Implementation guidelines
Auditing guidelines
1. Policy Examination a. Verify that the organization maintains a documented inventory of applicable standards, regulations, legal obligations, and contractual commitments relevant to the provision of cloud-based AI services. b. Confirm that the organization considers various sources when compiling its inventory (e.g., global privacy laws, data residency requirements, cloud service agreements, customer-specific contractual terms, and industry frameworks). 2. Policy Assessment a. Assess whether the inventory is reviewed and updated at least annually or when significant business or regulatory changes occur, and that ownership for maintaining the inventory is clearly assigned (e.g., compliance, legal, or regulatory affairs). b. Confirm that the documented requirements reflect the organization’s AI service offerings, regions of operation, and customer base, including sector-specific mandates (e.g., financial services, healthcare). 3. Program Evaluation a. Determine whether regulatory and contractual requirements are integrated into organization's service design, operational controls, and customer-facing policies (e.g., data transfer safeguards, audit support provisions, breach notification protocols). b. Confirm that relevant governance stakeholders (e.g., compliance, engineering, customer success) reference the requirements inventory in risk assessments, contract negotiations, or platform configuration decisions. 4. Implementation Validation a.

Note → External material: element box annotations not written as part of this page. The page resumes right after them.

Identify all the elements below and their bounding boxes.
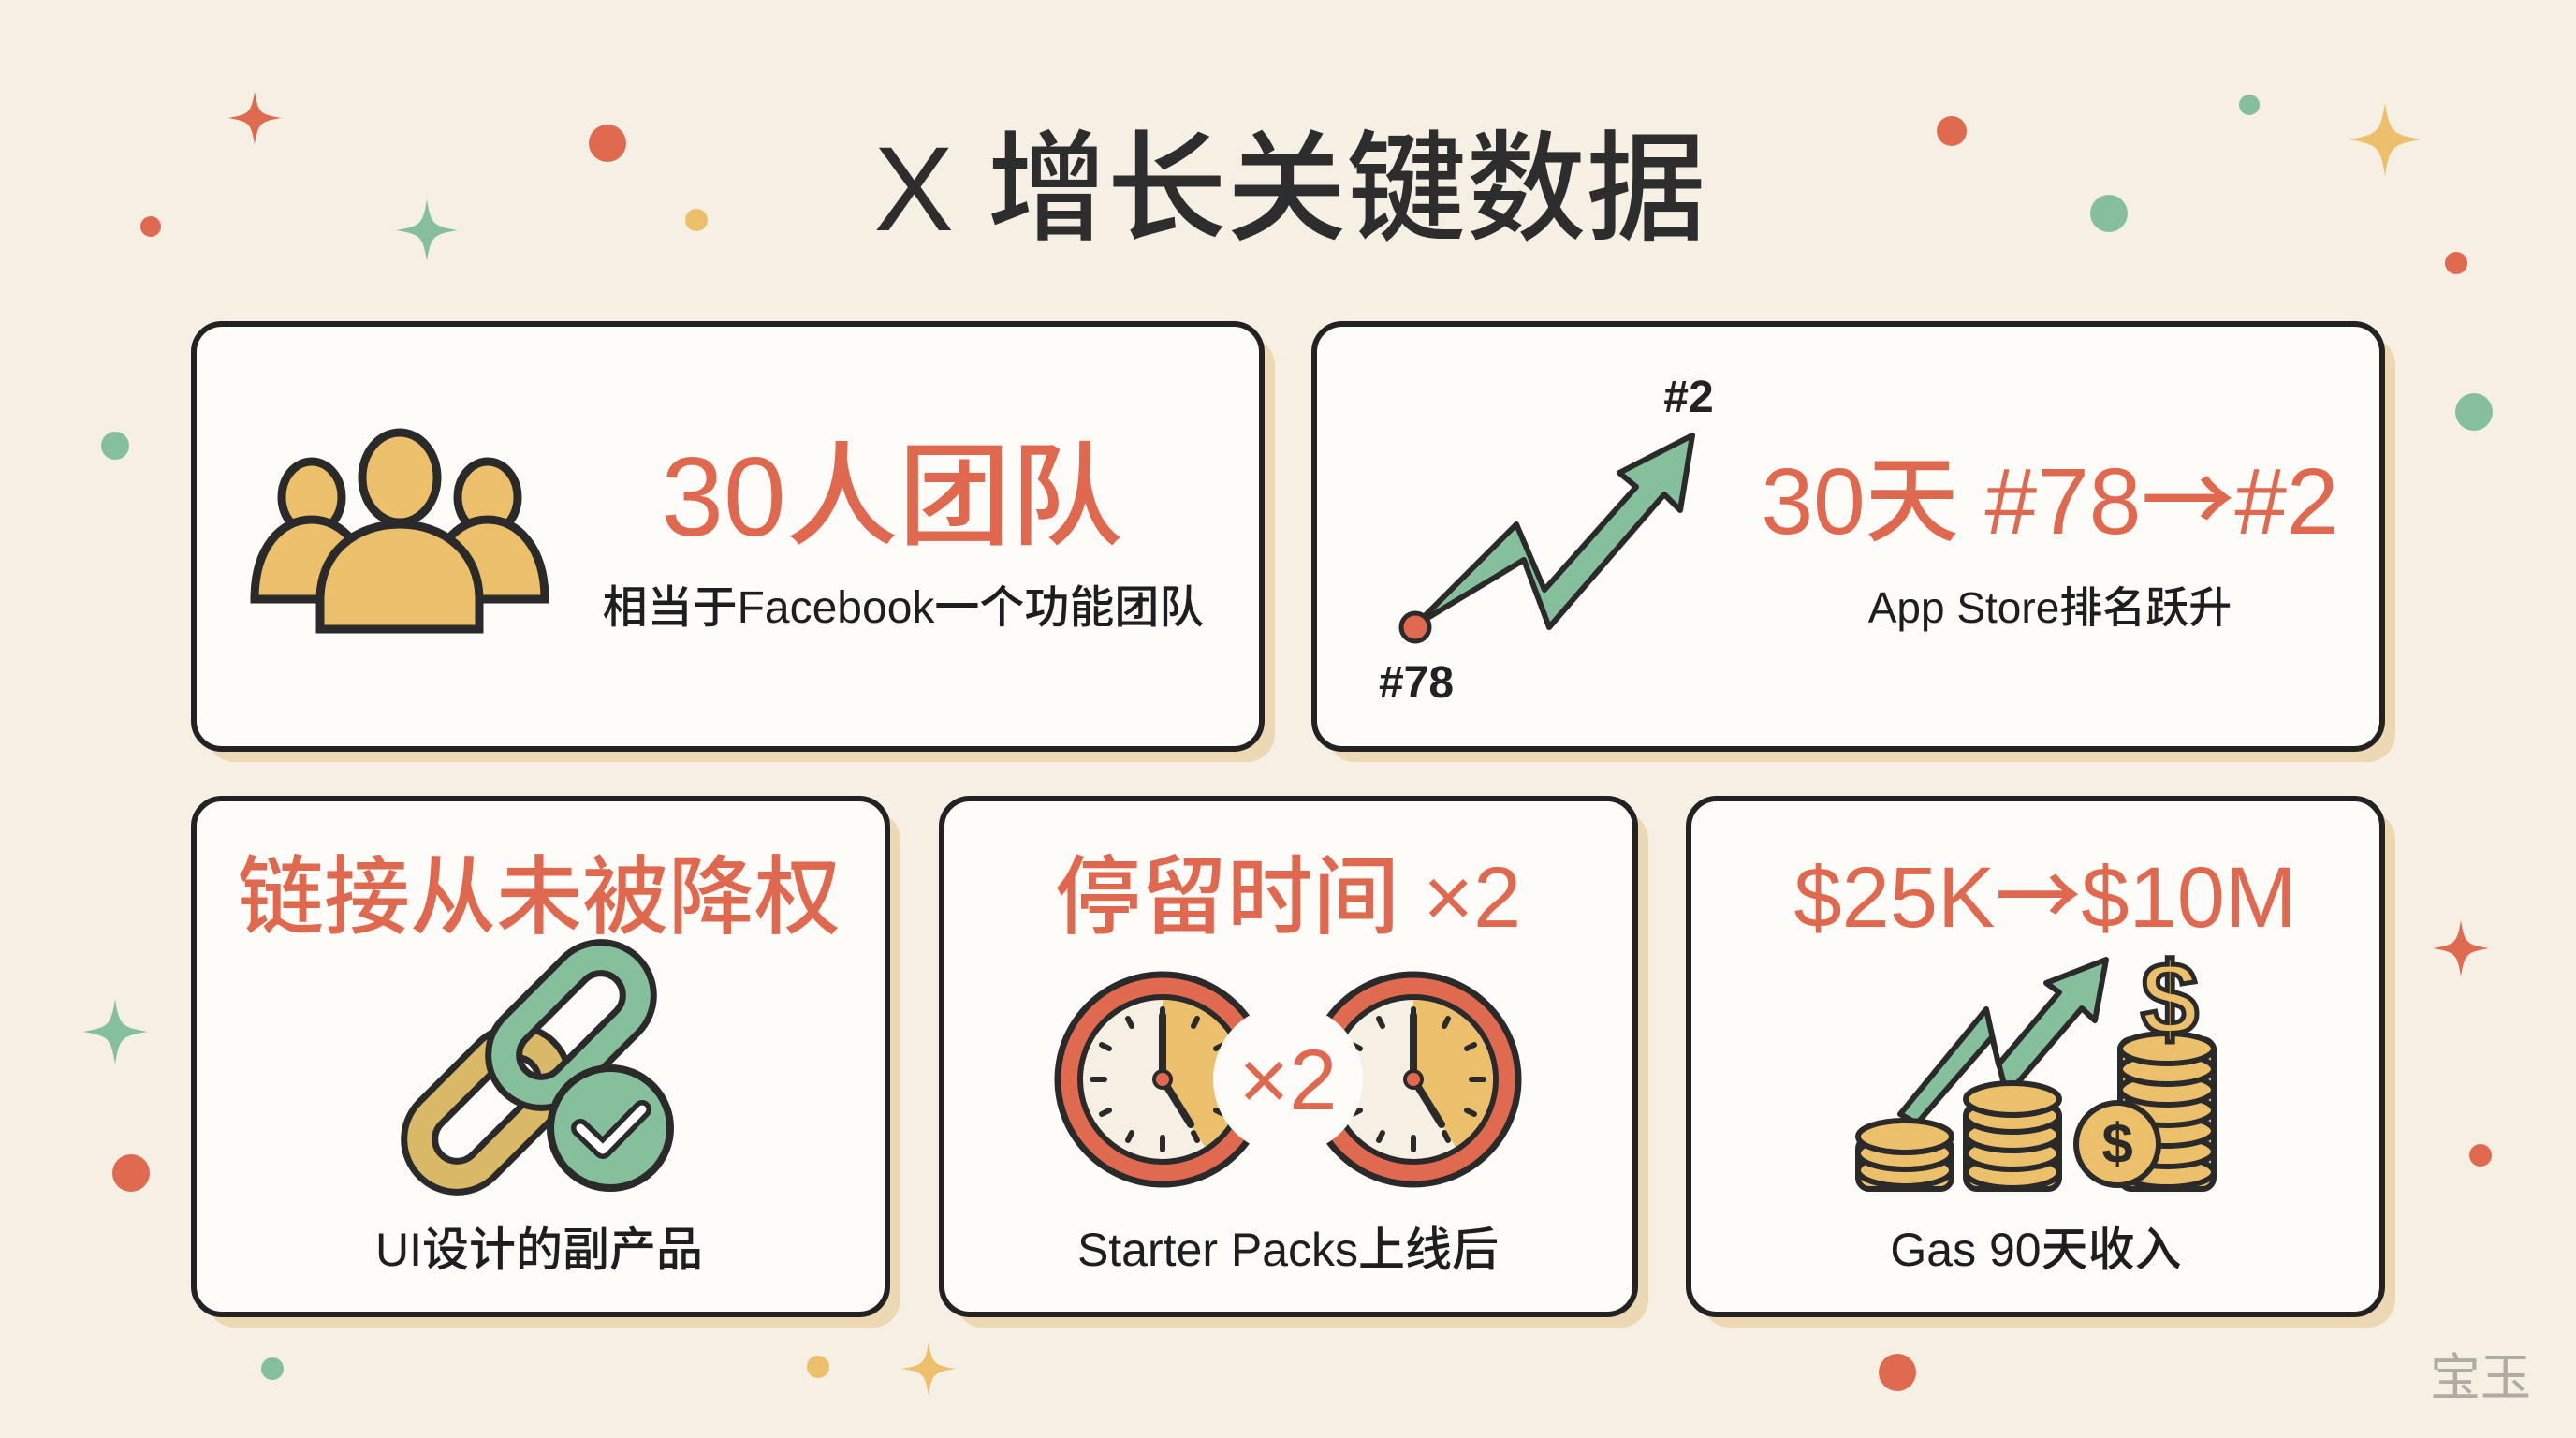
panel: links never downranked <box>194 799 900 1328</box>
headline: 30人团队 <box>661 434 1123 560</box>
panel: revenue: $ <box>2141 942 2199 1057</box>
panel: 30 person team <box>194 324 1275 762</box>
headline: 停留时间 ×2 <box>1055 850 1521 946</box>
icon: chain link with check <box>404 943 670 1192</box>
icon: two clocks: ×2 <box>1239 1033 1337 1128</box>
icon: people <box>255 433 545 629</box>
panel: revenue <box>1689 799 2395 1328</box>
headline: $25K→$10M <box>1793 828 2297 952</box>
chart: rising arrow: #78 <box>1379 658 1454 708</box>
icon: two clocks <box>1058 975 1518 1184</box>
chart: rising arrow <box>1379 373 1714 708</box>
subtitle: Starter Packs上线后 <box>1077 1224 1499 1276</box>
watermark: 宝玉 <box>2430 1350 2531 1406</box>
subtitle: App Store排名跃升 <box>1868 583 2232 632</box>
panel: dwell time x2 <box>942 799 1648 1328</box>
subtitle: UI设计的副产品 <box>375 1224 703 1276</box>
panel: app store ranking <box>1314 324 2395 762</box>
headline: 30天 #78→#2 <box>1761 425 2339 561</box>
icon: coins and growth arrow <box>1858 960 2214 1189</box>
subtitle: 相当于Facebook一个功能团队 <box>603 583 1204 633</box>
title: X 增长关键数据 <box>874 123 1705 257</box>
panel: revenue: $ <box>2101 1112 2133 1175</box>
headline: 链接从未被降权 <box>238 850 841 946</box>
subtitle: Gas 90天收入 <box>1890 1224 2182 1276</box>
chart: rising arrow: #2 <box>1663 373 1714 422</box>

Review records such as compliance mapping matrices, internal control assessments, and policy update logs to confirm that documented requirements are reflected in operational processes. b. Select a sample of obligations (e.g., GDPR data processing, cross-border transfer clauses) and verify that documentation or audit trails show these were incorporated into the organization's service delivery and oversight. From CCM: 1. Confirm that policy and procedures include provisions to identify and document all relevant standards, regulations, legal/contractual, and statutory requirements. 2. Establish that the organization maintains an inventory of CCM controls and relevant regulatory information is mapped across to the CCM inventory. 3. Identify and examine any metrics and supporting evidence to provide assurance that the information system regulatory mapping is reviewed on a periodic basis, and that any gaps in the mapping are appropriately actioned.
Standards mappings
42001: 4.1 Note 2 (Understanding the organization and its context) 42001: B.6.2.6 (AI system operation and monitoring) 42001: B.7.3 (Acquisition of data) 42001: B.8.5 (Information for interested parties) 42001: B.9.2 (Processes for responsible use of AI systems) 27001: A.5.31 (Legal statutory regulatory and contractual requirements)
Addendum
N/A
Article 11 Annex IV Article 16
Addendum
Implement an internal compliance register. Include: - All relevant regulations, contracts, and standards - An annual and event-based review policy (upon substantial change) - Assigned ownership for keeping the register current.
MP-4.1-003
Addendum
N/A
COM-01
Addendum
N/A
AI-CAIQ questions (2)
Are all relevant standards, regulations, legal/contractual, and statutory requirements, applicable to your organization, identified and documented?
Are all relevant standards,regulations, legal/contractual and statutory requirements reviewed and updated at least annually or when a substantial change occurs within the organization?